The Tenth Muse by Catherine Chung (Ecco Press)
Reviewed by Angela Gualtieri
Books can find their way to you at exactly the right moments. With many significant social issues demanding justice in the weeks preceding the 2020 election and the path ahead foggy at best, I was in need of strength and hope. Catherine Chung’s The Tenth Muse, and her heroine Katherine, appeared as an omen of power and resistance.
Set in the backdrop of Midwestern America in the 1950s and 1960s, The Tenth Muse’s protagonist, Katherine, doesn’t fit the socially acceptable model of a young woman. She has no interest in marrying and having children. Instead, she becomes a brilliant mathematician determined to forge her own path in a male-dominated profession. Traveling to Europe for professional and personal reasons, Katherine soon begins to unravel the history of a mysterious theorem, gleaming an unexpected understanding of herself.

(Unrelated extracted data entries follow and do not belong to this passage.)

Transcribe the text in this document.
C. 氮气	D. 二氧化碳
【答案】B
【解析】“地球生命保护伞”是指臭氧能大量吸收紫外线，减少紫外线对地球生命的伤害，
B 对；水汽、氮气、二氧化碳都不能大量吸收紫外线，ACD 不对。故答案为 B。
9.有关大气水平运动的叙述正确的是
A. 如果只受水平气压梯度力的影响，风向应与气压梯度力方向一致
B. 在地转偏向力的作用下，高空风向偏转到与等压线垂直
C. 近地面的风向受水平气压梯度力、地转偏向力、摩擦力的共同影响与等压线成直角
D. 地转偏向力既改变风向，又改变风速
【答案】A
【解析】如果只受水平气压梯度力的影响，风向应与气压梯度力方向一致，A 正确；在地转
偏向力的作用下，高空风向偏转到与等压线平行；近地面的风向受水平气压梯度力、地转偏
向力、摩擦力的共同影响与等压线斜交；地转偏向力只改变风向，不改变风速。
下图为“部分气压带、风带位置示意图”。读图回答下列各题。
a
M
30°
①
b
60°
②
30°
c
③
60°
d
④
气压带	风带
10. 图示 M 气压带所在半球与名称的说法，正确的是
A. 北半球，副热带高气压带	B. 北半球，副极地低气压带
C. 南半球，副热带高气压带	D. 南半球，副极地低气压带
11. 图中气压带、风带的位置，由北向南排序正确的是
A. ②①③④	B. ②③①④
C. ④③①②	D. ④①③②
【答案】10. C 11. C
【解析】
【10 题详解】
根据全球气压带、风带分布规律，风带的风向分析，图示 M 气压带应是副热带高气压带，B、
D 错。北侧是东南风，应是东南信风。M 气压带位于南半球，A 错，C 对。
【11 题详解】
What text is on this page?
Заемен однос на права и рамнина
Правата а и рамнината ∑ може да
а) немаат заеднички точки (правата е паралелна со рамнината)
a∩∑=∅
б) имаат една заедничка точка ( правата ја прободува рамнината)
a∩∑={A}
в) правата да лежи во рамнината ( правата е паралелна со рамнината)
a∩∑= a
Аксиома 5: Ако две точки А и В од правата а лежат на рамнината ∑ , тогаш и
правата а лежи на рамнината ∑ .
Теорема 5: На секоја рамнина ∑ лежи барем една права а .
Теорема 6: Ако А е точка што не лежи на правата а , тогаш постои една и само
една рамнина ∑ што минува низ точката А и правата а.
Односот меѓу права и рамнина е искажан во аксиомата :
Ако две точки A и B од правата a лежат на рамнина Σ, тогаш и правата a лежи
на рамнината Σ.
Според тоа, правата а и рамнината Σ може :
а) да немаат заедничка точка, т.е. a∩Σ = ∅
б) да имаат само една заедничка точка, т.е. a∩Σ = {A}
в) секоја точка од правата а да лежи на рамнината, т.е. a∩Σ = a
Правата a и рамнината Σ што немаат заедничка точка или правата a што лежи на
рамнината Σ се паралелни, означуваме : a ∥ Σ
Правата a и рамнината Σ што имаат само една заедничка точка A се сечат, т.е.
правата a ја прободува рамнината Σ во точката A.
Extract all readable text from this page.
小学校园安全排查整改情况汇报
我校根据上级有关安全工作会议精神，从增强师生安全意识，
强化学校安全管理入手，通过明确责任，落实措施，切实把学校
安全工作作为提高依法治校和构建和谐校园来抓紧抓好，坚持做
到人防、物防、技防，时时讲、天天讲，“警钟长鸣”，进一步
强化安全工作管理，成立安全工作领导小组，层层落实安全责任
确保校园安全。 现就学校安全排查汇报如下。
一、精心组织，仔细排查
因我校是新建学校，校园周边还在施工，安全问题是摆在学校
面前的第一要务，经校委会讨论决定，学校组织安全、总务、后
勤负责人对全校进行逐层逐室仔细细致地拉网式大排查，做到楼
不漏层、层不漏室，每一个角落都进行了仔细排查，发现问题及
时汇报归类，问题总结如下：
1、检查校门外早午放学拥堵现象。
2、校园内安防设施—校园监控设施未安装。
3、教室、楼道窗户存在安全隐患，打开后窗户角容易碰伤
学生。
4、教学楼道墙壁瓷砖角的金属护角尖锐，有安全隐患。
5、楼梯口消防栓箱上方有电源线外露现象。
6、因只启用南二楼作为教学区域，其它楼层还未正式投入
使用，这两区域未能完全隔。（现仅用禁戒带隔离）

Chung masterfully discusses the main themes of societal expectations (especially for women) and identity through Katherine’s fight for her education and exploration of her past. As Katherine continues her mathematics studies in higher education, we glimpse the difficulties she faces. She’s the only woman in all of her classes, her dedication and integrity are questioned by her professors, and she’s continually told securing a job (whether internal or external to academia) should not be expected – unlike her male counterparts. Present Katherine reflects back on this time of her life saying, “Setting aside all the research negating what he’d said, just simple common sense, I would have hoped, might have made him consider other factors first: for instance, how women hadn’t been allowed the same access to education historically, to say nothing of societal pressures even to this day for women to behave in a certain way and pursue marriage and family above everything else” (59-60). Chung’s words voiced through Katherine recall the unfairness of sexism in the past, but remind us how unfortunately still relatable they are today. Chung displays how often women must sacrifice throughout the novel and offers the best explanation in the story of Maria Mayer, the Noble Prize winning, American-German theoretical physicist Katherine encounters:
“I could have sent my time fighting the unfairness of it all, or I could dedicate my time to science. There wasn’t time for both” (119).
Along with the discrimination due to her sex, Katherine also faces questions concerning her identity. Katherine is biracial, half white and half Chinese, in a predominantly white town. The summer before Katherine starts tenth grade, her mother leaves her father, causing a spiral of events Katherine doesn’t fully process until she’s an adult: “I was so used to my perpetual status of outsider that I’d stopped questioning in each situation whether this time it was my femaleness or my Asianness or the combination of both that branded me different” (162). It takes Katherine’s father years to reveal the truth behind Katherine’s parentage; neither of the people she grew up thinking were her parents were her parents biologically. Rather, she was a WWII orphan adopted by her father before he returned to the United States. This revelation prompts her to visit Germany and sets her on a dual path of advancing her studies while learning about her past: “Here was a secret identity, whereas all my life so many of my identities had been visible and immediate. And yet despite this (or because of it?), I didn’t feel endangered in this country. Instead, I felt strangely at home” (166).
Chung’s The Tenth Muse depicts a realistic view of the difficulties women and minorities faced in the past and still endure today. Like Katherine, as we search to find out who we are, we must turn internally for the determination and courage to overcome the obstacles in our paths and reconcile our sense of self. We must find the home inside ourselves.